A story published this week in The Oregonian focuses on the suicide of a teenage boy who was living in a Corvallis residential treatment facility and on accusations that the facility falsified care records in an attempt to evade responsibility for its actions. There are broader issues also raised by the case, however, and I would like to take a few moments to examine both the issues raised by the newspaper and the ones that also merit our attention.
According to The Oregonian the boy, age 15, died last August. A state investigation showed that he was supposed to be closely monitored while in the facility, with staff checking on him every 15 minutes. Though the care center’s records indicated he had slept through the night, a state investigation showed that he had been left alone for 40 minutes at one point that evening despite having “told staff earlier in the evening that he was suicidal and had been bleeding from self-inflicted arm wounds.” The newspaper adds that the investigation turned up other instances in which “patients told regulators they also had gone without scheduled check-ins by the center’s employees.”
The focus of the newspaper story is on the alleged falsification of records and this is obviously a serious issue. If proper, legally required, records are not kept by caregivers and facilities it is impossible for patients to get the treatment they need and extremely difficult for cases of medical malpractice or nursing home abuse and neglect to be proven either while they are unfolding or after the fact. To be clear: this is an extremely important issue and one where it is critical to everyone’s health and well-being that federal, state and local regulators do their jobs.

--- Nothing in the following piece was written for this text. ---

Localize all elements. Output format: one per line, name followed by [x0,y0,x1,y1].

The case outlined in The Oregonian, however, also raises broader issues of care and negligence. I wrote about these in reference to nursing homes last month, Chapter 124 of the Oregon Revised Statutes lays out clear standards that care facilities must follow. These apply to psychiatric care facilities just as much as they apply to nursing homes. Under Section 124.105 and 124.110 care facilities and the people who manage them have a responsibility to prevent physical assaults or threats, to see to it that patients and other vulnerable persons are not neglected. This duty extends to safeguarding the financial interests of patients and vulnerable persons when it is within the power of the care facility and its staff to do so.
As an Oregon attorney, safeguarding the rights of vulnerable people both here and in Washington State has always been my top priority. Running a care facility is a significant responsibility and the obligations that come with it are not to be taken lightly. Too often, however, individuals and management companies see it simply as a way of making money. When this happens corners are cut, revenue becomes more important than patient welfare and people suffer unnecessarily.